What if I suspect my veterinarian has committed malpractice?

Author: Abbigale B. Fredrick, Richmond, VA Attorney

Family with pet.Many pet owners consider  pets to be members of the family. Generally, we know what to do and who to call if we are injured, but what about our pets?

Under Virginia law, pets are considered personal property. Therefore, when  pets are injured by the negligence of others, the damages an owner may be entitled to are very limited. Under Virginia Code § 3.2-6585, the owner of any dog or cat that is injured or killed is usually only entitled to recover the veterinary bills incurred to return the pet back to health or, if the pet dies, the “fair market value” of the pet.  Unfortunately, the “fair market value” of the pet does not include sentimental value if a veterinarian has negligently caused injury or death. Additionally, a pet owner is not entitled to damages for pain or mental anguish suffered as the result of injury or death of the pet.[1] This is true even though pets may be more than just our companions, and the loss of such an animal may be nearly equal to the loss of a family member.[2]
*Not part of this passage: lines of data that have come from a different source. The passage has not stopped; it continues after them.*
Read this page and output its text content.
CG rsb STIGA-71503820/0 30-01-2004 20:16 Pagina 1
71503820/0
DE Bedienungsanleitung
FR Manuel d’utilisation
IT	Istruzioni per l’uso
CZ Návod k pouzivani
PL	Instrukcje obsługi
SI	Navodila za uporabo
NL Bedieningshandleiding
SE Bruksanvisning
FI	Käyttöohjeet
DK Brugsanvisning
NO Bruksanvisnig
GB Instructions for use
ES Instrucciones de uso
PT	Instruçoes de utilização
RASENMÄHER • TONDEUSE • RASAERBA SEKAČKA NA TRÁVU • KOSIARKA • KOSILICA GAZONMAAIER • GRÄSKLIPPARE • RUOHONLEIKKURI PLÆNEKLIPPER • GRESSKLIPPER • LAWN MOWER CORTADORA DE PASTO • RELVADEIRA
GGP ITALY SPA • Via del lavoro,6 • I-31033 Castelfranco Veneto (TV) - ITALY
Because only limited damages are available to pet owners for the negligent injury to their pets, it is typically not cost-effective to hire a law firm to represent you (or for you to represent yourself) in a civil action against a veterinarian.[3] An alternative is available to you that may give you peace of mind.

If you believe your pet has been injured by the negligence of a veterinarian, you can file a complaint against them. Veterinarians are regulated by the Virginia Department of Health Professions (DHP). Upon receiving your complaint, the DHP will review your allegations, and investigate whether or not the veterinarian acted appropriately under the law.  The DHP will send its report to the Virginia Board of Veterinary Medicine (BVM).

The Board will review the case to determine whether there is probable cause to charge the veterinarian with a violation of law or regulation. If there is insufficient evidence, the case may be closed and no further action will be taken.

Administrative proceedings, possibly including a disciplinary hearing, may be scheduled  if the Board believes there is sufficient evidence to indicate that a violation has occurred.  The BVM and the veterinarian being charged may each call witnesses and introduce evidence. The pet owner who filed the complaint may be asked to participate in this process. Disciplinary proceedings are open to the public. The Board will notify the Complainant and the veterinarian of its final decision, typically in writing. The final decision may include disciplinary action against the Veterinarian, including reprimand, censure, sanction, monetary penalty, order for remedial or corrective action, license probation, limitations on a licensee’s practice privileges and/or license suspension or revocation. However, the BVM does not have the legal authority to order reimbursement or award damages to you for your losses. For more information about filing a complaint against a veterinarian in Virginia, visit the Virginia Department of Health Professions’ website at http://www.dhp.virginia.gov/Enforcement/complaints.htm

About the Author: Abbigale B. Fredrick is the Intake Attorney for Allen & Allen, located in the firm’s Richmond, VA office. In addition to being an experienced lawyer, Abby supervises the new case department and works with clients at the earliest stages of their cases. She meets with potential new clients and helps determine how Allen & Allen’s attorneys are best able to meet their needs. Abby’s background in insurance defense gives her valuable insights into how insurance companies handle and evaluate personal injury and medical malpractice claims.

 


[1] Kondaurov v. Kerdasha, 629 S.E.2d 181, 271 Va. 646 (Va. 2006).

[2] Id.

[3] The law firm of Allen & Allen does not accept veterinary malpractice claims; we are dedicated to representing accident victims.